The New Direction of Birth Culture?

What the new WHO guidelines for “intrapartum care for a positive birth experience” tells us about the state & direction of modern birthing culture.
By: Becca Oden

A new word dropped from the WHO; recommendations for “labor management” where the intention is to speak about our global environment around birth. These recommendations shift focus from merely survival of women in childbirth, to “ensuring that they thrive and achieve their full potential for health and well-being”.

What does it look like to have supportive birthing care instead of medical centered care and how does this report move us closer to this hopeful reality?

We forget quickly that modern birth culture has evolved dramatically in the past few hundred years. The realities that we know as common-place today: high infertility rates, c-sections, and episiotomies are all a part of the new normal. Our cultural narrative of birth, depicted on screens, tell us stories of trauma, loss, pain medicine administration, panic and emergency interventions. And of course, these stories are a reality for so many women today. And while many of these medical practices have saved lives of babies and mothers, their widespread use is indicative of a medical culture that seeks to control the process of birth excessively, instead of focus on a healthy, positive birth experience. The purpose of this article is not to diminish the importance of life-saving medical breakthroughs, but rather to shed light on the assumption that the liberal use of medical birth interventions is how birth should be facilitated.

That is what is so groundbreaking about this report: the WHO report challenges the paradigm that the drivers of healthy labor are medicine, interventions and doctors. Instead, some of the 26 new recommendations shift the paradigm from “deviation from ‘normal’ in labor tells us when to intervene” toward the health of the birthing individual as the primary indicator for when to use medical interventions such as Pitocin, episiotomies and c-sections.

An excellent example of this, from the WHO guidelines, is the repeal of what we know as the “Friedman’s Curve”- the measurement that is considered normal dilation of the cervix (an average of 1 cm per hour during active labor) during labor as a primary indicator for whether birth is going to occur naturally. If labor is not progressing at the speed that Friedman’s Curve suggests, women are often prescribed medical interventions such as Pitocin to speed up labor.  The new WHO recommendations state that:

“A minimum cervical dilatation rate of 1 cm/hour throughout active first stage is unrealistically fast for some women and is therefore not recommended for identification of normal labour progression. A slower than 1-cm/hour cervical dilatation rate alone should not be a routine indication for obstetric intervention.”

This shift can impact the labor experience greatly for the birthing individual. Currently, those laboring and their doctors are relying on this metric to determine whether they are suggested medicine or intervention. But this metric has never been able to capture the big picture; it doesn’t focus on signs of distress to determine whether labor will be unsuccessful. The trust in a healthy body’s ability to facilitate labor has long been missing from our birth culture. The WHO report brings hope that the pendulum is swinging in favor of patient empowerment.

Let’s talk a little more about some of the proposed recommendations that constitute changes to current birth management practices in our modern hospitals.

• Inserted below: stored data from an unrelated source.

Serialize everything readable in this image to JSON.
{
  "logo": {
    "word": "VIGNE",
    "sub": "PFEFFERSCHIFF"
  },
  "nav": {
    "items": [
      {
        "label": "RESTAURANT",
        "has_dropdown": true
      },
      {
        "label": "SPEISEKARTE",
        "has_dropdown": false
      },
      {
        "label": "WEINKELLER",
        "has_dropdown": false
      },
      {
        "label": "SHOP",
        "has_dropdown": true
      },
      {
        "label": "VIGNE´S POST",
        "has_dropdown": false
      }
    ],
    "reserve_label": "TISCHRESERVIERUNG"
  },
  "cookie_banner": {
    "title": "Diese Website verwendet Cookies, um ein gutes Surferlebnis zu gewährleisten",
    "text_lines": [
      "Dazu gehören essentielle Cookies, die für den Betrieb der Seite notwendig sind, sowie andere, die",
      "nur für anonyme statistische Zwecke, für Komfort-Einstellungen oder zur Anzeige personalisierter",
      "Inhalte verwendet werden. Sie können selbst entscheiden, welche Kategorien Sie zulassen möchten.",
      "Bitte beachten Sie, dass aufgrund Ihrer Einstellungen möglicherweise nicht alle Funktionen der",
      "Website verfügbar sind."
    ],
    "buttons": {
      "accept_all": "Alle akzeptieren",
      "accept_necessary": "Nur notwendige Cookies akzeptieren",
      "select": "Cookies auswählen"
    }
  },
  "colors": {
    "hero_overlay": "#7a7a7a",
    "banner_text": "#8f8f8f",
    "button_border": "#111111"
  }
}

The report concludes that: “Commonly practiced routine clinical pelvimetry (or pelvic examinations) on admission to hospitals is not recommended for low-risk pregnant women.” Once again, we can see that minimizing intervention is a theme of the report.

The Journal of the American Medical Association published findings in 2005 suggesting that between 30 to 35 percent of vaginal births in the U.S. involve an episiotomy. The new WHO report speak to this practice:

“Routine or liberal use of episiotomy is not recommended for women undergoing spontaneous vaginal birth.”

When the starting point is a focus on the experience of the birthing person, the practices that are recommended are wildly different. The dynamic shift is toward the mother as the primary caregiver to the baby, freeing the doctor to act as a supporting agent of the mother’s health, and an advocate of their wishes.

Doctors taking cues from mother’s bodies is exactly the shift that is far past due in modern birthing culture. It is time for prenatal individuals to have ownership of the process that transitions them into motherhood in ways that are supported, not dictated, by birthing professionals. We need the WHO recommendations, and more, in order to ensure that those birthing babies have beautiful, healthy experiences worthy of the endeavor of labor and parenthood.